Otro camino

No fui amigo ni devoto de Gabo

Su respaldo a la dictadura castrista no mermó mi admiración por su literatura, como tampoco su cuidadoso silencio ante el autoritarismo del priato.

No sé si en todas partes cuando muere una figura como Gabriel García Márquez se produce el fenómeno mexicano. De pronto todos fueron amigos y devotos del personaje. Todas las élites hacen declaraciones solemnes y compungidas “lamentando su muerte y la inmensa huella que deja en la vida nacional e incluso mundial”.

Leí a Gabriel García Márquez cuando era militante de la Juventud Comunista, recuerdo los largos trayectos de mi casa a Ciudad Universitaria leyendo Cien años de soledad. Después haría lo mismo con Rayuela de Julio Cortázar y antes pasé muchas tardes acompañado de la lectura de Las buenas conciencias, de Carlos Fuentes. Nunca imaginé que conocería a ninguno de ellos. Como ocurrió.

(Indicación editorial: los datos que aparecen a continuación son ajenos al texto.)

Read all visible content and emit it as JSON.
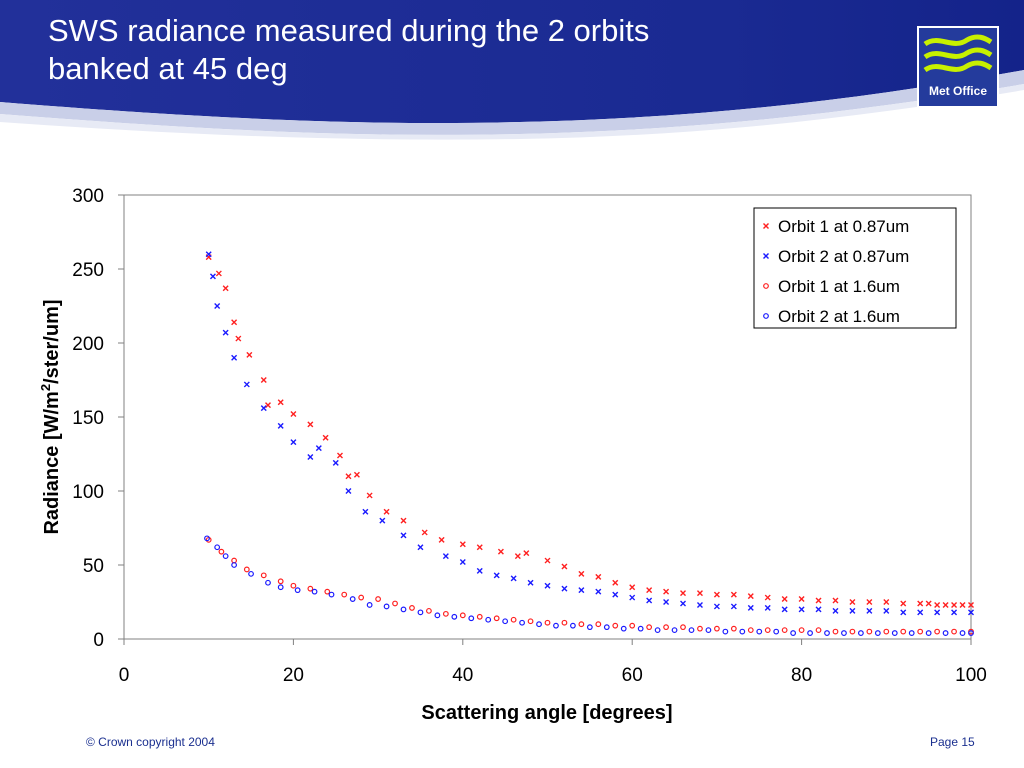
{
  "slide": {
    "title": "SWS radiance measured during the 2 orbits\nbanked at 45 deg",
    "logo_text": "Met Office",
    "footer_left": "© Crown copyright 2004",
    "footer_right": "Page 15"
  },
  "colors": {
    "header_blue": "#1f2f96",
    "orbit1": "#ff2020",
    "orbit2": "#1a1aff",
    "logo_wave": "#c8f000"
  },
  "chart_data": {
    "type": "scatter",
    "title": "",
    "xlabel": "Scattering angle [degrees]",
    "ylabel": "Radiance [W/m2/ster/um]",
    "xlim": [
      0,
      100
    ],
    "ylim": [
      0,
      300
    ],
    "xticks": [
      "0",
      "20",
      "40",
      "60",
      "80",
      "100"
    ],
    "yticks": [
      "0",
      "50",
      "100",
      "150",
      "200",
      "250",
      "300"
    ],
    "grid": false,
    "legend_position": "top-right",
    "series": [
      {
        "name": "Orbit 1 at 0.87um",
        "marker": "x",
        "color": "#ff2020",
        "points": [
          [
            10,
            258
          ],
          [
            11.2,
            247
          ],
          [
            12,
            237
          ],
          [
            13,
            214
          ],
          [
            13.5,
            203
          ],
          [
            14.8,
            192
          ],
          [
            16.5,
            175
          ],
          [
            17,
            158
          ],
          [
            18.5,
            160
          ],
          [
            20,
            152
          ],
          [
            22,
            145
          ],
          [
            23.8,
            136
          ],
          [
            25.5,
            124
          ],
          [
            26.5,
            110
          ],
          [
            27.5,
            111
          ],
          [
            29,
            97
          ],
          [
            31,
            86
          ],
          [
            33,
            80
          ],
          [
            35.5,
            72
          ],
          [
            37.5,
            67
          ],
          [
            40,
            64
          ],
          [
            42,
            62
          ],
          [
            44.5,
            59
          ],
          [
            46.5,
            56
          ],
          [
            47.5,
            58
          ],
          [
            50,
            53
          ],
          [
            52,
            49
          ],
          [
            54,
            44
          ],
          [
            56,
            42
          ],
          [
            58,
            38
          ],
          [
            60,
            35
          ],
          [
            62,
            33
          ],
          [
            64,
            32
          ],
          [
            66,
            31
          ],
          [
            68,
            31
          ],
          [
            70,
            30
          ],
          [
            72,
            30
          ],
          [
            74,
            29
          ],
          [
            76,
            28
          ],
          [
            78,
            27
          ],
          [
            80,
            27
          ],
          [
            82,
            26
          ],
          [
            84,
            26
          ],
          [
            86,
            25
          ],
          [
            88,
            25
          ],
          [
            90,
            25
          ],
          [
            92,
            24
          ],
          [
            94,
            24
          ],
          [
            95,
            24
          ],
          [
            96,
            23
          ],
          [
            97,
            23
          ],
          [
            98,
            23
          ],
          [
            99,
            23
          ],
          [
            100,
            23
          ]
        ]
      },
      {
        "name": "Orbit 2 at 0.87um",
        "marker": "x",
        "color": "#1a1aff",
        "points": [
          [
            10,
            260
          ],
          [
            10.5,
            245
          ],
          [
            11,
            225
          ],
          [
            12,
            207
          ],
          [
            13,
            190
          ],
          [
            14.5,
            172
          ],
          [
            16.5,
            156
          ],
          [
            18.5,
            144
          ],
          [
            20,
            133
          ],
          [
            22,
            123
          ],
          [
            23,
            129
          ],
          [
            25,
            119
          ],
          [
            26.5,
            100
          ],
          [
            28.5,
            86
          ],
          [
            30.5,
            80
          ],
          [
            33,
            70
          ],
          [
            35,
            62
          ],
          [
            38,
            56
          ],
          [
            40,
            52
          ],
          [
            42,
            46
          ],
          [
            44,
            43
          ],
          [
            46,
            41
          ],
          [
            48,
            38
          ],
          [
            50,
            36
          ],
          [
            52,
            34
          ],
          [
            54,
            33
          ],
          [
            56,
            32
          ],
          [
            58,
            30
          ],
          [
            60,
            28
          ],
          [
            62,
            26
          ],
          [
            64,
            25
          ],
          [
            66,
            24
          ],
          [
            68,
            23
          ],
          [
            70,
            22
          ],
          [
            72,
            22
          ],
          [
            74,
            21
          ],
          [
            76,
            21
          ],
          [
            78,
            20
          ],
          [
            80,
            20
          ],
          [
            82,
            20
          ],
          [
            84,
            19
          ],
          [
            86,
            19
          ],
          [
            88,
            19
          ],
          [
            90,
            19
          ],
          [
            92,
            18
          ],
          [
            94,
            18
          ],
          [
            96,
            18
          ],
          [
            98,
            18
          ],
          [
            100,
            18
          ]
        ]
      },
      {
        "name": "Orbit 1 at 1.6um",
        "marker": "o",
        "color": "#ff2020",
        "points": [
          [
            10,
            67
          ],
          [
            11.5,
            59
          ],
          [
            13,
            53
          ],
          [
            14.5,
            47
          ],
          [
            16.5,
            43
          ],
          [
            18.5,
            39
          ],
          [
            20,
            36
          ],
          [
            22,
            34
          ],
          [
            24,
            32
          ],
          [
            26,
            30
          ],
          [
            28,
            28
          ],
          [
            30,
            27
          ],
          [
            32,
            24
          ],
          [
            34,
            21
          ],
          [
            36,
            19
          ],
          [
            38,
            17
          ],
          [
            40,
            16
          ],
          [
            42,
            15
          ],
          [
            44,
            14
          ],
          [
            46,
            13
          ],
          [
            48,
            12
          ],
          [
            50,
            11
          ],
          [
            52,
            11
          ],
          [
            54,
            10
          ],
          [
            56,
            10
          ],
          [
            58,
            9
          ],
          [
            60,
            9
          ],
          [
            62,
            8
          ],
          [
            64,
            8
          ],
          [
            66,
            8
          ],
          [
            68,
            7
          ],
          [
            70,
            7
          ],
          [
            72,
            7
          ],
          [
            74,
            6
          ],
          [
            76,
            6
          ],
          [
            78,
            6
          ],
          [
            80,
            6
          ],
          [
            82,
            6
          ],
          [
            84,
            5
          ],
          [
            86,
            5
          ],
          [
            88,
            5
          ],
          [
            90,
            5
          ],
          [
            92,
            5
          ],
          [
            94,
            5
          ],
          [
            96,
            5
          ],
          [
            98,
            5
          ],
          [
            100,
            5
          ]
        ]
      },
      {
        "name": "Orbit 2 at 1.6um",
        "marker": "o",
        "color": "#1a1aff",
        "points": [
          [
            9.8,
            68
          ],
          [
            11,
            62
          ],
          [
            12,
            56
          ],
          [
            13,
            50
          ],
          [
            15,
            44
          ],
          [
            17,
            38
          ],
          [
            18.5,
            35
          ],
          [
            20.5,
            33
          ],
          [
            22.5,
            32
          ],
          [
            24.5,
            30
          ],
          [
            27,
            27
          ],
          [
            29,
            23
          ],
          [
            31,
            22
          ],
          [
            33,
            20
          ],
          [
            35,
            18
          ],
          [
            37,
            16
          ],
          [
            39,
            15
          ],
          [
            41,
            14
          ],
          [
            43,
            13
          ],
          [
            45,
            12
          ],
          [
            47,
            11
          ],
          [
            49,
            10
          ],
          [
            51,
            9
          ],
          [
            53,
            9
          ],
          [
            55,
            8
          ],
          [
            57,
            8
          ],
          [
            59,
            7
          ],
          [
            61,
            7
          ],
          [
            63,
            6
          ],
          [
            65,
            6
          ],
          [
            67,
            6
          ],
          [
            69,
            6
          ],
          [
            71,
            5
          ],
          [
            73,
            5
          ],
          [
            75,
            5
          ],
          [
            77,
            5
          ],
          [
            79,
            4
          ],
          [
            81,
            4
          ],
          [
            83,
            4
          ],
          [
            85,
            4
          ],
          [
            87,
            4
          ],
          [
            89,
            4
          ],
          [
            91,
            4
          ],
          [
            93,
            4
          ],
          [
            95,
            4
          ],
          [
            97,
            4
          ],
          [
            99,
            4
          ],
          [
            100,
            4
          ]
        ]
      }
    ]
  }
}
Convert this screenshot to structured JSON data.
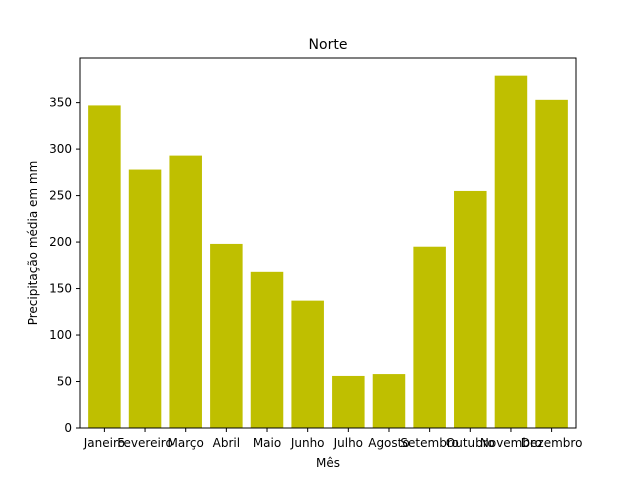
{
  "chart_data": {
    "type": "bar",
    "title": "Norte",
    "xlabel": "Mês",
    "ylabel": "Precipitação média em mm",
    "categories": [
      "Janeiro",
      "Fevereiro",
      "Março",
      "Abril",
      "Maio",
      "Junho",
      "Julho",
      "Agosto",
      "Setembro",
      "Outubro",
      "Novembro",
      "Dezembro"
    ],
    "values": [
      347,
      278,
      293,
      198,
      168,
      137,
      56,
      58,
      195,
      255,
      379,
      353
    ],
    "ylim": [
      0,
      398
    ],
    "yticks": [
      0,
      50,
      100,
      150,
      200,
      250,
      300,
      350
    ],
    "bar_color": "#bfbf00",
    "grid": false,
    "legend": "none"
  }
}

La primera vez que escuché referirse a García Márquez como Gabo fue en voz de Ernesto Correa, joven colombiano que vino en 1968 en la delegación colombiana a la Olimpiada Cultural. Con ayuda de Álvaro Mutis se quedó a vivir en México más de cuarenta años. Correa nos contó de la amistad entre Mutis y García Márquez. Me impresionaba la gran cultura literaria de Ernesto. Entre sus charlas y las lecturas de los libros de Gabo conocí algo de Colombia. Mi primer contacto con esa cultura fue en un viaje rumbo a Chile en un vuelo de Avianca donde viajaba una chava de la Juventud Comunista colombiana de apellido Arango quien me contó de la existencia de Tiro Fijo y sus grupos de autodefensa.

Muchos años después estuve en Colombia y descubrí el manejo fantástico del español de los colombianos, parecía estar leyendo a Gabo al escucharlos.

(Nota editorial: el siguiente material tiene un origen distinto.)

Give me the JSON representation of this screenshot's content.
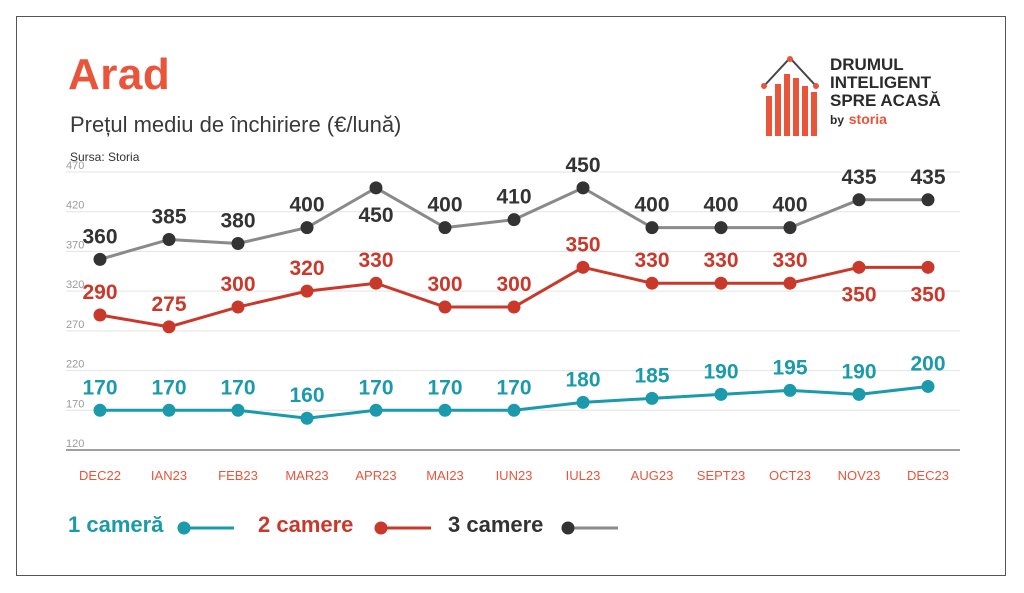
{
  "header": {
    "title": "Arad",
    "subtitle": "Prețul mediu de închiriere (€/lună)",
    "source": "Sursa: Storia"
  },
  "logo": {
    "line1": "DRUMUL",
    "line2": "INTELIGENT",
    "line3": "SPRE ACASĂ",
    "by": "by",
    "brand": "storia"
  },
  "colors": {
    "accent": "#e8553b",
    "series1": "#1a9aab",
    "series2": "#c9392b",
    "series3": "#8a8a8a",
    "series3_marker": "#333333",
    "grid": "#e3e3e3",
    "axis": "#666666"
  },
  "chart_data": {
    "type": "line",
    "categories": [
      "DEC22",
      "IAN23",
      "FEB23",
      "MAR23",
      "APR23",
      "MAI23",
      "IUN23",
      "IUL23",
      "AUG23",
      "SEPT23",
      "OCT23",
      "NOV23",
      "DEC23"
    ],
    "y_ticks": [
      120,
      170,
      220,
      270,
      320,
      370,
      420,
      470
    ],
    "ylim": [
      120,
      470
    ],
    "grid": true,
    "legend_position": "bottom",
    "series": [
      {
        "name": "1 cameră",
        "values": [
          170,
          170,
          170,
          160,
          170,
          170,
          170,
          180,
          185,
          190,
          195,
          190,
          200
        ]
      },
      {
        "name": "2 camere",
        "values": [
          290,
          275,
          300,
          320,
          330,
          300,
          300,
          350,
          330,
          330,
          330,
          350,
          350
        ]
      },
      {
        "name": "3 camere",
        "values": [
          360,
          385,
          380,
          400,
          450,
          400,
          410,
          450,
          400,
          400,
          400,
          435,
          435
        ]
      }
    ]
  }
}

A través de Jorge Castañeda y Miriam Morales estuve con García Márquez en varias reuniones, incluyendo la cena que le organizaron para celebrar la obtención del Premio Nobel, durante esa reunión estuve con Arnoldo Martínez Verdugo, quien presentó a Castañeda con ese inmenso personaje y gran novelista.

Cuando se iba a publicar la revista El Machete se realizó una reunión con varios de los integrantes del equipo que la editaba, encabezado por Roger Bartra, y el invitado principal fue Gabo.

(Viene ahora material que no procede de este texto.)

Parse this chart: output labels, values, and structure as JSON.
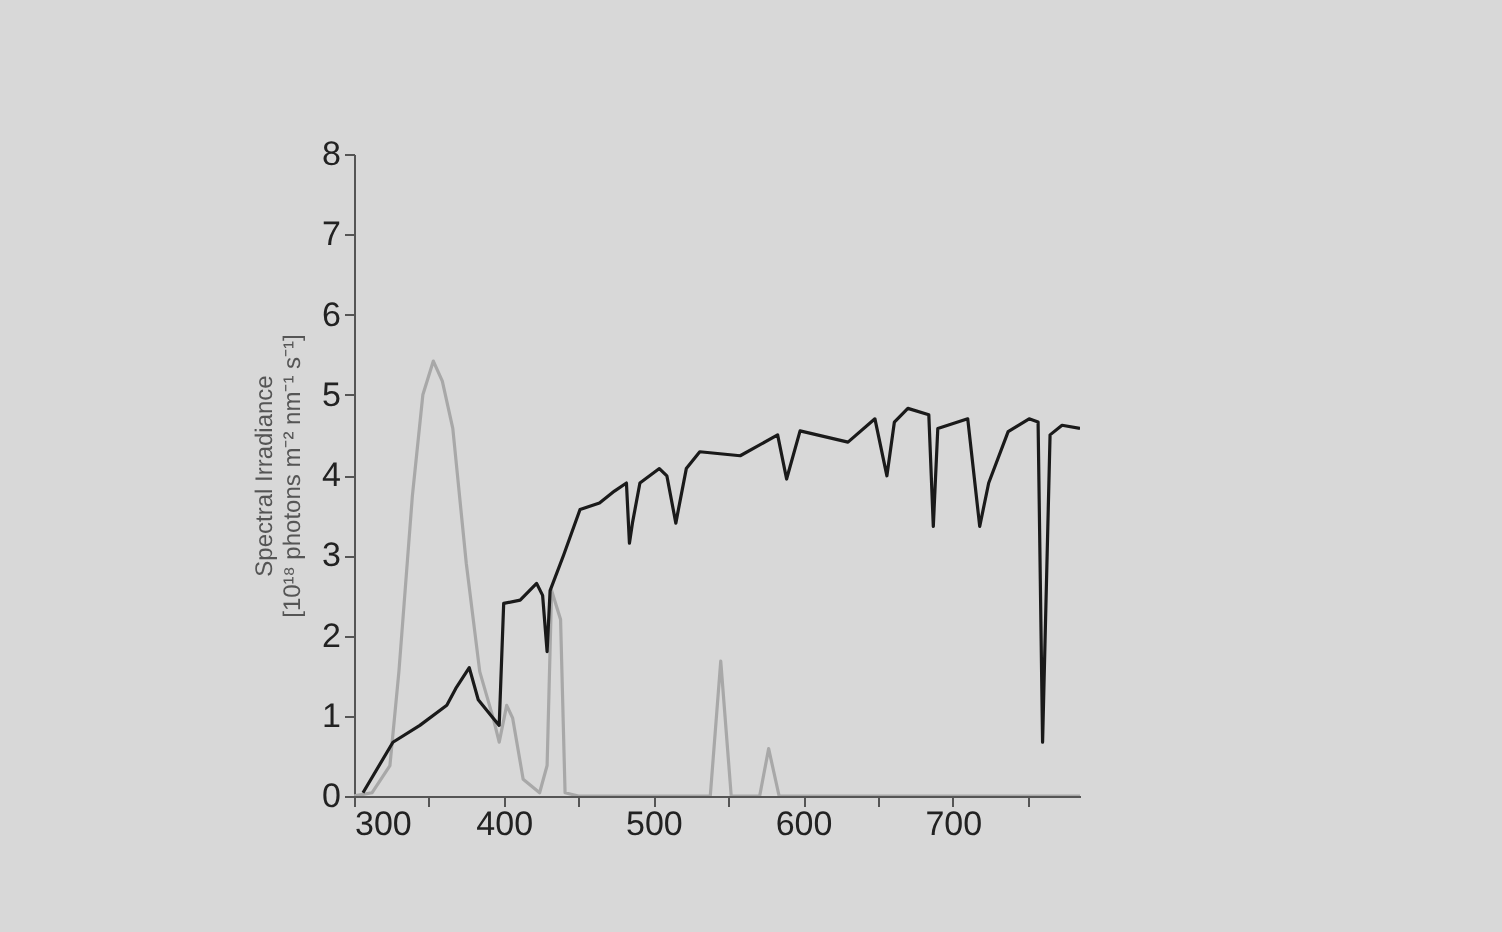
{
  "chart_data": {
    "type": "line",
    "ylabel": "Spectral Irradiance\n[10¹⁸ photons m⁻² nm⁻¹ s⁻¹]",
    "xlim": [
      300,
      785
    ],
    "ylim": [
      0,
      8
    ],
    "xticks": [
      300,
      {
        "value": 350,
        "label": null
      },
      400,
      {
        "value": 450,
        "label": null
      },
      500,
      {
        "value": 550,
        "label": null
      },
      600,
      {
        "value": 650,
        "label": null
      },
      700,
      {
        "value": 750,
        "label": null
      }
    ],
    "yticks": [
      0,
      1,
      2,
      3,
      4,
      5,
      6,
      7,
      8
    ],
    "line_style": "solid",
    "series": [
      {
        "color": "#a8a8a8",
        "x": [
          300,
          312,
          324,
          330,
          339,
          346,
          353,
          359,
          366,
          375,
          384,
          393,
          397,
          402,
          406,
          413,
          424,
          429,
          432,
          438,
          441,
          450,
          538,
          545,
          552,
          571,
          577,
          584,
          600,
          785
        ],
        "values": [
          0,
          0.04,
          0.38,
          1.55,
          3.74,
          5.0,
          5.42,
          5.17,
          4.58,
          2.9,
          1.55,
          0.97,
          0.67,
          1.13,
          0.97,
          0.21,
          0.04,
          0.38,
          2.56,
          2.2,
          0.04,
          0,
          0,
          1.68,
          0,
          0,
          0.59,
          0,
          0,
          0
        ]
      },
      {
        "color": "#1a1a1a",
        "x": [
          306,
          326,
          344,
          362,
          368,
          377,
          383,
          393,
          397,
          400,
          411,
          422,
          426,
          429,
          431,
          440,
          451,
          464,
          474,
          482,
          484,
          486,
          491,
          504,
          509,
          515,
          516,
          522,
          531,
          558,
          583,
          589,
          598,
          630,
          648,
          656,
          661,
          670,
          684,
          687,
          690,
          710,
          718,
          724,
          737,
          751,
          757,
          760,
          765,
          773,
          785
        ],
        "values": [
          0.04,
          0.67,
          0.88,
          1.13,
          1.34,
          1.6,
          1.2,
          0.97,
          0.88,
          2.4,
          2.44,
          2.65,
          2.5,
          1.8,
          2.56,
          3.0,
          3.57,
          3.65,
          3.8,
          3.9,
          3.15,
          3.4,
          3.9,
          4.08,
          3.99,
          3.4,
          3.5,
          4.08,
          4.29,
          4.24,
          4.5,
          3.95,
          4.55,
          4.41,
          4.7,
          3.99,
          4.66,
          4.83,
          4.75,
          3.36,
          4.58,
          4.7,
          3.36,
          3.9,
          4.54,
          4.7,
          4.66,
          0.67,
          4.5,
          4.62,
          4.58
        ]
      }
    ]
  }
}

Casi todos los integrantes del boom latinoamericano estuvieron comprometidos y entusiasmados con la revolución cubana. Una inmensa cantidad de jóvenes de esa generación nos formamos en la lectura de esos escritores y en la ensoñación por Cuba, su revolución y Fidel. Después casi todos ellos criticaron las desviaciones autoritarias de Castro, menos García Márquez.

Su respaldo a la dictadura castrista no mermó mi admiración por su literatura, como tampoco su cuidadoso silencio ante el autoritarismo del priato. Tampoco me obliga a callar mi desacuerdo con él, incluso ahora que todos le rinden pleitesía.

No sirve de mucho decir que García Márquez era como cualquier ser humano, para evitar criticarlo o separar al escritor de sus posiciones políticas.

Su inmensa influencia y talento pudieron haber contribuido a luchar contra las perversiones que sufrió el proceso cubano.

Gabriel García Márquez es un personaje que rebasa su gran estatura de escritor justamente premiado con el Nobel, su figura merece el respeto de la discrepancia, cuando exista, no la abyección de la devoción fanática.